Une destination est visitée et formatée à l’usage des touristes. Un territoire touristique est habité et façonné pour des usages multiples, ce qui peut engendrer des tensions et des contradictions. En réalité, les visiteurs font rarement la différence entre une destination et un territoire touristique. Ils recherchent simplement un lieu à visiter ce qui peut mener à certains conflits d’usages.
Ainsi, le territoire à vocation touristique s’adresse aux visiteurs temporaires mais doit aussi composer avec les résidents permanents et les salariés qui travaillent sur ce territoire. De plus, pour assumer son statut de destination, le territoire doit supporter la construction et l’entretien d’infrastructures souvent indivisibles et coûteuses.

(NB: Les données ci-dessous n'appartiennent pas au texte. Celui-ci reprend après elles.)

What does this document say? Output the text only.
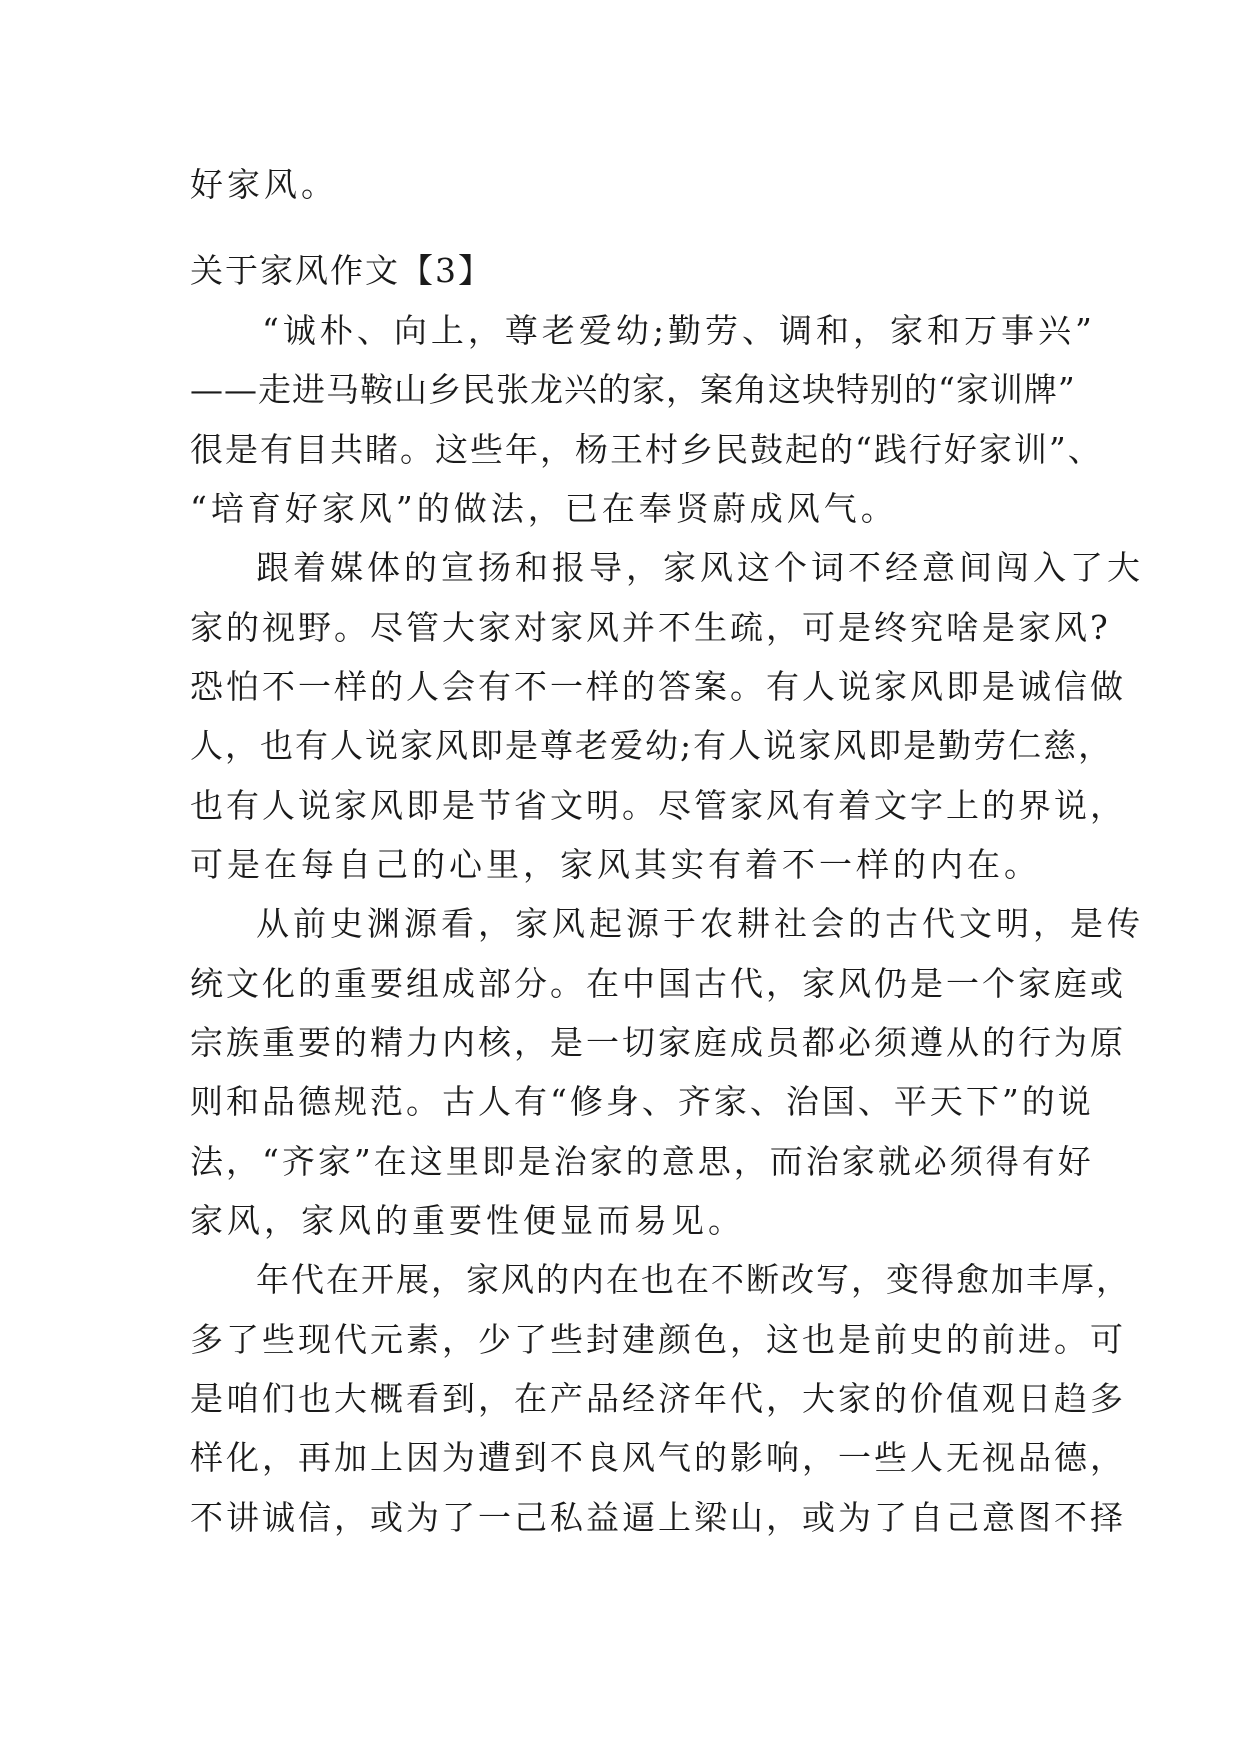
好家风。
关于家风作文【3】
“诚朴、向上，尊老爱幼;勤劳、调和，家和万事兴”
——走进马鞍山乡民张龙兴的家，案角这块特别的“家训牌”
很是有目共睹。这些年，杨王村乡民鼓起的“践行好家训”、
“培育好家风”的做法，已在奉贤蔚成风气。
跟着媒体的宣扬和报导，家风这个词不经意间闯入了大
家的视野。尽管大家对家风并不生疏，可是终究啥是家风?
恐怕不一样的人会有不一样的答案。有人说家风即是诚信做
人，也有人说家风即是尊老爱幼;有人说家风即是勤劳仁慈，
也有人说家风即是节省文明。尽管家风有着文字上的界说，
可是在每自己的心里，家风其实有着不一样的内在。
从前史渊源看，家风起源于农耕社会的古代文明，是传
统文化的重要组成部分。在中国古代，家风仍是一个家庭或
宗族重要的精力内核，是一切家庭成员都必须遵从的行为原
则和品德规范。古人有“修身、齐家、治国、平天下”的说
法，“齐家”在这里即是治家的意思，而治家就必须得有好
家风，家风的重要性便显而易见。
年代在开展，家风的内在也在不断改写，变得愈加丰厚，
多了些现代元素，少了些封建颜色，这也是前史的前进。可
是咱们也大概看到，在产品经济年代，大家的价值观日趋多
样化，再加上因为遭到不良风气的影响，一些人无视品德，
不讲诚信，或为了一己私益逼上梁山，或为了自己意图不择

Un territoire à vocation touristique doit donc surdimensionner la plupart des équipements et infrastructures au regard du nombre de ses habitants permanents. A cela s’ajoute la fourniture de services qui revêt aux yeux des visiteurs une importance croissante comme la santé, la sécurité ou le respect de l’environnement. Et pour compléter, il doit, d’un point de vue touristique, assurer la gestion de sa capacité de charge physique (surfréquentation), la gestion environnementale (pollution, engorgement, destruction de la biodiversité), et la préservation culturelle et sociale (respect des traditions).
Avec cette prise de hauteur, on perçoit alors la portée du dilemme rencontré par les territoires touristiques. Ils sont tiraillés d’une part entre le désir de développer le tourisme pour engranger des recettes touristiques et d’autre part, par celui de favoriser le développement du territoire par le tourisme sans pénaliser ou exclure les populations résidentes. Le territoire touristique est un écosystème complexe engagé dans un processus d’adaptation perpétuelle.
Devons-nous différencier les espaces réels des espaces imaginaires ?
Le terme « destination » permet de s’affranchir des frontières administratives et de se focaliser sur les frontières symboliques d’un territoire à vocation touristique. Prenons l’exemple de Disneyland Paris, pour un visiteur, le parc se situe à Paris. Cependant, le parc est en région parisienne, administrativement, en région Ile-de-France, sur l’agglomération du Val d’Europe.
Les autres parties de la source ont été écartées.